Pour commencer l'année 2020 d'une façon un peu différente des habituels messages, voici un poème…

Fragments d'intacte, le titre du poème est un oxymore, La particularité de l'oxymore, c'est d'assembler deux mots qui sont incompatibles, ou qui sont des contraires. Ici cela.concerne le rapport de la multiplicité et de l'unité. C'est un thème cher à Jean-Marie Martin[1].Mais le titre n'est pas développé dans le poème. Comme il l'a dit une fois :

  • « l'intacte, là, c'est la Sologne - mais la Sologne, peu importe -, c'est la Sologne. Elle est traitée selon les quatre saisons ou les quatre éléments – c'est la même chose –, et elle est telle, finalement, que cet écartèlement des quatre, ou cet écartement, simplement, laisse intacte la Sologne –. C'est une chose que j'ai pensée sous beaucoup d'autres formes, à savoir que l'été, par exemple, loin d'être enfui quand c'est l'hiver, est enfoui dans l'hiver.
    Ça pourrait faire penser au rapport du rêve et de l'éveil dans l'expérience suivante : vous faites un rêve dans lequel vous tuez, et au réveil vous constatez que la personne est vivante ; c'est-à-dire que la voir morte relève d'un manque de voir[2]. Tout ce qui est fragmentaire relève d'un manque de voir, de voir l'unité qui reste secrète sous l'apparente diversité, et même sous l'apparente déchirure.»

3è strophe : "C'est la terre que l'on besogne, inceste déjà pardonné"... C'est quelque chose dont J-M Martin a parlé à plusieurs reprises : le pardon précède la création :

  • « Tout se passe comme si déchirer la terre pour l'agriculture - la terre qui, de toute façon, pour les Anciens n'est en aucune façon un matériau mais quelque chose comme la mère -, tout se passe comme si déflorer la mère (déflorer la terre) par la cueillette des fleurs et des fruits, tout se passe comme si écraser la grappe pour le vin, tout se passe comme si égorger l'animal pour la nourriture, tout se passe comme si tuer l'ennemi pour la sécurité (pour la sauvegarde), était, dans une symbolique profonde, ressentie comme une violence ou une rapine qui ne peut être justifiée que parce qu'avant d'être rapine c'était d'une autre manière toujours déjà un don, ou plus exactement un pardon.

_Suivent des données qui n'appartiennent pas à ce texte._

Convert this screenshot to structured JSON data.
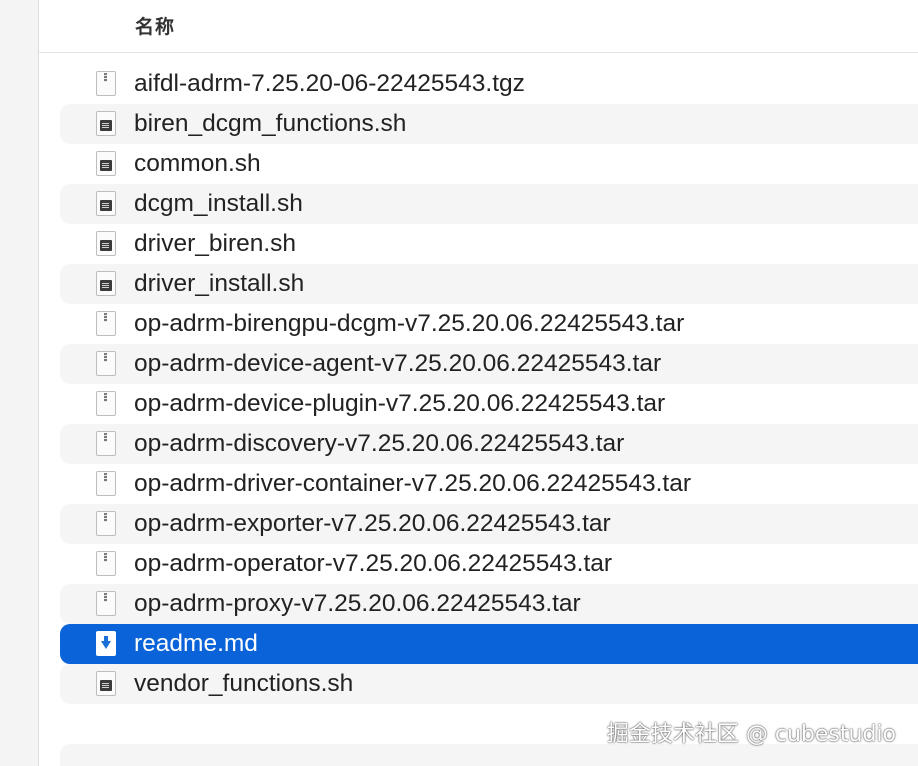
{
  "header": {
    "name_column": "名称"
  },
  "files": [
    {
      "name": "aifdl-adrm-7.25.20-06-22425543.tgz",
      "icon": "archive-icon",
      "selected": false
    },
    {
      "name": "biren_dcgm_functions.sh",
      "icon": "script-icon",
      "selected": false
    },
    {
      "name": "common.sh",
      "icon": "script-icon",
      "selected": false
    },
    {
      "name": "dcgm_install.sh",
      "icon": "script-icon",
      "selected": false
    },
    {
      "name": "driver_biren.sh",
      "icon": "script-icon",
      "selected": false
    },
    {
      "name": "driver_install.sh",
      "icon": "script-icon",
      "selected": false
    },
    {
      "name": "op-adrm-birengpu-dcgm-v7.25.20.06.22425543.tar",
      "icon": "archive-icon",
      "selected": false
    },
    {
      "name": "op-adrm-device-agent-v7.25.20.06.22425543.tar",
      "icon": "archive-icon",
      "selected": false
    },
    {
      "name": "op-adrm-device-plugin-v7.25.20.06.22425543.tar",
      "icon": "archive-icon",
      "selected": false
    },
    {
      "name": "op-adrm-discovery-v7.25.20.06.22425543.tar",
      "icon": "archive-icon",
      "selected": false
    },
    {
      "name": "op-adrm-driver-container-v7.25.20.06.22425543.tar",
      "icon": "archive-icon",
      "selected": false
    },
    {
      "name": "op-adrm-exporter-v7.25.20.06.22425543.tar",
      "icon": "archive-icon",
      "selected": false
    },
    {
      "name": "op-adrm-operator-v7.25.20.06.22425543.tar",
      "icon": "archive-icon",
      "selected": false
    },
    {
      "name": "op-adrm-proxy-v7.25.20.06.22425543.tar",
      "icon": "archive-icon",
      "selected": false
    },
    {
      "name": "readme.md",
      "icon": "markdown-icon",
      "selected": true
    },
    {
      "name": "vendor_functions.sh",
      "icon": "script-icon",
      "selected": false
    }
  ],
  "watermark": "掘金技术社区 @ cubestudio",
  "colors": {
    "selection": "#0a63d9",
    "alt_row": "#f5f5f5",
    "text": "#222222"
  }
}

Il y a le nécessaire déchirement, la nécessaire mise à mort de la nature, tout cela qui montre qu'on ne vit guère sans mettre à mort autrui, sans prendre sa place, sans le limiter, et cependant tout se passe comme si cela devait toujours déjà être précédé de ce qui, absolvant, le laisse être. Il y va d'être au monde et d'être au monde de façon conciliée. L'existence doit être déjà conciliée, réconciliée, pour être.»

 

 

    Fragments d'intacte

 

en SologneTerre, mémoire des bruyères
dont la fête éclate si fort,
et qui gardes les os des morts
peut-être pour des fins dernières.

C'est la terre en nous qui perçoit
divine celle que nous fûmes,
et donc l'humain toujours s'inhume
dans la connaissance de soi.

Et la terre que l'on besogne
inceste déjà pardonné,
offre en plus à l'œil étonné
les champs violets de Sologne.

En nous sommeillent les étangs
regardant à ras de paupières
le cours d'immobiles rivières
en éternité de plain temps.

Parfois les eaux grandes baigneuses
émergent le temps d'un tableau
laissant l'autre partie de l'eau
assise aux cavités ombreuses.

D'où viennent les rimes qu'il faut
célébrer dans le poème
les eaux pénétrées d'elles-mêmes
et plus inverties que Sapho ?

Tout cela dans l'air aussi tendre
que la plume par quoi s'écrit
le vol d'un oiseau dans son cri
et le lointain propre à s'étendre.

Alors le souffle qui se prend
aux roselières fricatives
émeut en nous la voix plaintive
et litanique d'un plain-chant.

Ô que nous soyons respirés
imbus des senteurs génuines
et que nous prêtions la narine
au creux d'aisselle des fourrés.

Méditer comme les genêts
balayés à traits d'encre noire
gardent en grain l'heure de gloire
où le soleil s'abandonnait.

Le héros, glyphe sur le sable,
d'une patte habite l'étang,
vertical et seul advertant
aux brises indéfinissables.

Mais dans quel nid gîtent les feux
semés dans l'âtre et dans la brique,
mais où donc la pupille unique
de l'oiseau plus que fabuleux ?

 


[1] Les fragments d'intact, je les ai trouvés déjà dans le démembrement du Nom, c'est-à-dire dans les généalogies des dénominations (cf le Plérôme des dénominations dans le tag gnose valentinienne). C'est-à-dire que les auteurs qui parlent de cela distinguent ces dénominations en tant que des noms démembrés, c'est-à-dire en tant que partiels d'une part, en quoi elles sont véritablement fragments. Et puis, il envisage ce qu'il appelle l'égalisation des notions, l'égalisation des éons, c'est-à-dire lorsque chacune est pensée non plus à partir de son départ, mais dans sa plénitude, elles s'égalisent toutes, c'est-à-dire que toutes ces dénominations disent l'indicible unique. C'est un très beau thème développé chez les valentiniens surtout, qui est tout à fait dans la ligne et de saint Paul et saint Jean. On pourrait le montrer de façon précise. » (Extraits de la soirée à St Bernard sur le thème du Monogène, 5 janvier 2005).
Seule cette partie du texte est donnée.